# Why do we consider external factors to find internal energy?

Internal energy does not include kinetic energy of the system as a whole. But why do we consider internal energy as work done by enviornment (if we don't consider heat). E.g., when I fish a block with a force $$F$$ and perform work on it, the work goes in kinetic energy. However the formula for internal energy includes this work. Some type of contradiction in definition and formulation seems to be there.The formula is $$\Delta U=\Delta W+\Delta Q$$,where $$\Delta W$$ is the work done by enviornment on system and $$\Delta Q$$ is the heat supplied.

• What you say is not correct: the energy that goes to increasing the kinetic energy of an object as a whole (i.e., the energy fo its center-of-mass) is not counted as a change of the internal energy. Jun 2, 2021 at 10:01
• But the formula says something like tthat ,I understand what you are saying Jun 2, 2021 at 10:03
• Perhaps, you could include this formula in the question. It could be that you apply it incorrectly. Jun 2, 2021 at 10:05
• I have added the formula there Jun 2, 2021 at 10:13
• In classical mechanics, we have $W=\Delta K$. But in this equation we asssume that internal structure of the body remains same in the initial and final state. But in thermodynamics, internal configuration of system also changes. As when the piston of gas cylinder moves inward, the particles of gas comes closer and thus the internal configuration changes. So $\Delta U$ includes the energy possesed by the internal configuration of system and Kinetic energy of system. But we take kinetic energy of system to be 0 to analyze the energy exchanges to change the internal state of the system.
– Iti
Jun 2, 2021 at 10:27

However the formula for internal energy includes this work.

Work $$W$$ in the form of the first law equation you have given for a closed (no mass transfer) system is boundary work (expansion or contraction of the system boundaries), not the work associated with giving a system as a whole kinetic energy. The work associated with the latter is included in the following general form of the first law equation for a closed system

$$\Delta E_{tot}=\Delta U+\Delta KE +\Delta PE= Q-W$$

(Note that in this version of the first law, $$W$$ is positive when work is done by the system).

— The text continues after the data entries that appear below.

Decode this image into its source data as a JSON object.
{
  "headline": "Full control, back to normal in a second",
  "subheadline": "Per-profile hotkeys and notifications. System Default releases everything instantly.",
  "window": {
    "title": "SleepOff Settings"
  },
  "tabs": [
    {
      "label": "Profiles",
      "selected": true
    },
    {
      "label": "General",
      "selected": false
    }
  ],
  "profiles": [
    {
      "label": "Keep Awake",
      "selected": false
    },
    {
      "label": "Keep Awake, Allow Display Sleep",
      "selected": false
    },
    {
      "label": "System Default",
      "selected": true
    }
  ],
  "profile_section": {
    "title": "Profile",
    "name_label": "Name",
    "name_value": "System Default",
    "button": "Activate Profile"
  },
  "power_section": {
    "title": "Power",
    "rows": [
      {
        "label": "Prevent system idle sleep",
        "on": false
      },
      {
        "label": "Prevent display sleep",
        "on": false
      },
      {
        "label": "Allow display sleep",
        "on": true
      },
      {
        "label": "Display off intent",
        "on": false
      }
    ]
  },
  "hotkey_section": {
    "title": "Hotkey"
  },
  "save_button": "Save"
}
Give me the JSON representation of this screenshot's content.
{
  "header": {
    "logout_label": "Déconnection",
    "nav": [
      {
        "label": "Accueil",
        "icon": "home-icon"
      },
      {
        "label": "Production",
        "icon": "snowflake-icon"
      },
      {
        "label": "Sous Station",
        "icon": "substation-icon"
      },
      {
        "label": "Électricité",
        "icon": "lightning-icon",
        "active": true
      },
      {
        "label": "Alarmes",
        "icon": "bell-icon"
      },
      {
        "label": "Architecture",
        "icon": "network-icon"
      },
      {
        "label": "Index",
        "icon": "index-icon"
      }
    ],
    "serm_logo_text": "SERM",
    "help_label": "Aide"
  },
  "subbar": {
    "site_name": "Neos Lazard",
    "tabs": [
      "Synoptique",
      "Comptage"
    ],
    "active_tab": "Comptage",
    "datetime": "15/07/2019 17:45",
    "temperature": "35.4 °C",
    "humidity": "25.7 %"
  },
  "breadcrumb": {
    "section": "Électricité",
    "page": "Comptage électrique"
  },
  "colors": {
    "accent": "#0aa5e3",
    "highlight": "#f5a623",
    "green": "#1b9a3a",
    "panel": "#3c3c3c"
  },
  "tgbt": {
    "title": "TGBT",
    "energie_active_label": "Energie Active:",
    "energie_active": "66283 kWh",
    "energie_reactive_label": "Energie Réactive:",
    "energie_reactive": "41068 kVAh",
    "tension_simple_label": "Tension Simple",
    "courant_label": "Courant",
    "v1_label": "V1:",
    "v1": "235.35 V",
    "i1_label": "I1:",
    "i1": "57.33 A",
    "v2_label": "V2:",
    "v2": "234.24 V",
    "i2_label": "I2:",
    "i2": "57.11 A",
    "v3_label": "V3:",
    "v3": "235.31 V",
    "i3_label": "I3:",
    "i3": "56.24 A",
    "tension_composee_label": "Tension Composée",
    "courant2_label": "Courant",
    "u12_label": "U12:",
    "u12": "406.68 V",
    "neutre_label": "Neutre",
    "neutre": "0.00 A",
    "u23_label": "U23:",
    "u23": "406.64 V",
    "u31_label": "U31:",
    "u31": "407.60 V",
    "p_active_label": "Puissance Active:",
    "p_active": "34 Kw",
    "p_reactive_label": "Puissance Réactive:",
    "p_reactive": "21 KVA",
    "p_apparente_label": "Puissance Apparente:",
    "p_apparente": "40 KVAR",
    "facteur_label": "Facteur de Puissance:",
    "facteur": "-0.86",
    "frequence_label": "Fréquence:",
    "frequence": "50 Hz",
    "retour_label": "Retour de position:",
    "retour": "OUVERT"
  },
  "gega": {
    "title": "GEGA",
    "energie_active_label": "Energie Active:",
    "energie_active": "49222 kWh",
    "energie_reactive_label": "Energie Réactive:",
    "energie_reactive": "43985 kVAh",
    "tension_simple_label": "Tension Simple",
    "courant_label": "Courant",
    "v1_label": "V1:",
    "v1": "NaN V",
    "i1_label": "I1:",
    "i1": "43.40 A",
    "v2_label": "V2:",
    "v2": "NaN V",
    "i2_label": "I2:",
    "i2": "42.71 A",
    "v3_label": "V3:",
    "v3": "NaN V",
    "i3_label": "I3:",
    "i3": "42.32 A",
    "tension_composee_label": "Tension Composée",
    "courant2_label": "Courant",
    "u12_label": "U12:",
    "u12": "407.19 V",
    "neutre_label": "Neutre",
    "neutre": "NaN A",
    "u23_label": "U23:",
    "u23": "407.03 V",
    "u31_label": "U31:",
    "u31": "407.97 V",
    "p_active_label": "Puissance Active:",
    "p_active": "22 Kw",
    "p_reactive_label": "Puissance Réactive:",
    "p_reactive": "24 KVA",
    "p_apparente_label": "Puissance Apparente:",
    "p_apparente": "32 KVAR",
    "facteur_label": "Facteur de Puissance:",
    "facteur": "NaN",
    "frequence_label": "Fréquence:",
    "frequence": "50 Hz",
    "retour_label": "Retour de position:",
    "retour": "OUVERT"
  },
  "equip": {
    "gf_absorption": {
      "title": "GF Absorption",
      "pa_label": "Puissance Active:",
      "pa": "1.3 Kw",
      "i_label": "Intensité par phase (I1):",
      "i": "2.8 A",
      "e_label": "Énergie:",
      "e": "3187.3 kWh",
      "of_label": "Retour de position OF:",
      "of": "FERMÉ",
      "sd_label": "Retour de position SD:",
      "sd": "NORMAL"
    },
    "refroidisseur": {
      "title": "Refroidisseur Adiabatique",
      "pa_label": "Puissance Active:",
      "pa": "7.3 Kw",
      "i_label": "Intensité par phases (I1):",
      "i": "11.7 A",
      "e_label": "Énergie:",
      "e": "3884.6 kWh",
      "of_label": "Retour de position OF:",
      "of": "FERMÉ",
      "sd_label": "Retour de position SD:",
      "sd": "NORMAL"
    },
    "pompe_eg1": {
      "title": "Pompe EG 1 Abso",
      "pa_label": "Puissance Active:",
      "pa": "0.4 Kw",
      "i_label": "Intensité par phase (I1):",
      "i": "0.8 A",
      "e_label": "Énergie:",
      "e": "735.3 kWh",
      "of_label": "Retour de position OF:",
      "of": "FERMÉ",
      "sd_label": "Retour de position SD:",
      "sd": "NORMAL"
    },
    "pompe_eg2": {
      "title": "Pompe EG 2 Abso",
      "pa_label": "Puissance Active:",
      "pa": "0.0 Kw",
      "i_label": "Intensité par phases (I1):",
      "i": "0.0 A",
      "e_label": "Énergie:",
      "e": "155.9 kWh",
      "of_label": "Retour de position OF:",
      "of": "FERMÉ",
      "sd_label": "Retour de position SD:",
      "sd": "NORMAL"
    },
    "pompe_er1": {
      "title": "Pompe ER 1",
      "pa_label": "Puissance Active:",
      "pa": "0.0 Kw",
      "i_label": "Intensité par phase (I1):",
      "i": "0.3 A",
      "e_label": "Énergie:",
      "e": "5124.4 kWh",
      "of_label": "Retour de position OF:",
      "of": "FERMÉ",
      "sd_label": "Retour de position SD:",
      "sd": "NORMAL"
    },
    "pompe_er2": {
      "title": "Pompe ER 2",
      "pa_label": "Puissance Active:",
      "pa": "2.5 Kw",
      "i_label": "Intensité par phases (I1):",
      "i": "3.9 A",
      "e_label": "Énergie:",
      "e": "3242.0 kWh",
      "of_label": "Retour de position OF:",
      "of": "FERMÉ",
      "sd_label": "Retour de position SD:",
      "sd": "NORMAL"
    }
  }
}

The work $$W$$ term now includes both the work that crosses the system boundary (that associated with the change in internal energy) as well as the external work on the system as a whole. The terms $$\Delta KE$$ and $$\Delta PE$$ refer to changes in the kinetic and potential energy of the system as a whole with respect to an external (to the system) frame of reference.

The figure below illustrates the application of the general form of the first law equation to a closed system.

Hope this helps.

Generally speaking, the energy transferred to an object goes into increasing its kinetic energy and its internal energy, as requited by the energy conservation. In thermodynamics one is usually interested in the latter, assuming that the object is stationary or moving with a constant speed, and that it is not rotationg. In other words, thermodynamic equations do not include the energy associated with the motion of the center-of-mass of the object.

Thus, in the equations such as $$\Delta U = \Delta Q + \Delta W,$$ $$\Delta W$$ is the part of the work that goes into increasing the internal energy of the object, e.g., via changing its shape. This explicitly excludes the work that might go into changing the kinetic energy of the object as a whole.

Unfortunately, thsi point is either not discussed in statistical physics textbooks or discussed in the early chapters, before the equations appear - and therefore not given sufficient attention (e.g., such discussion is present in Landau&Livshits book).

The more general form of the first law of thermodynamics (if the change can also involve kinetic energy and potential energy changes) reads: $$\Delta U+\Delta KE+ \Delta PE=Q+W$$How does that grab ya?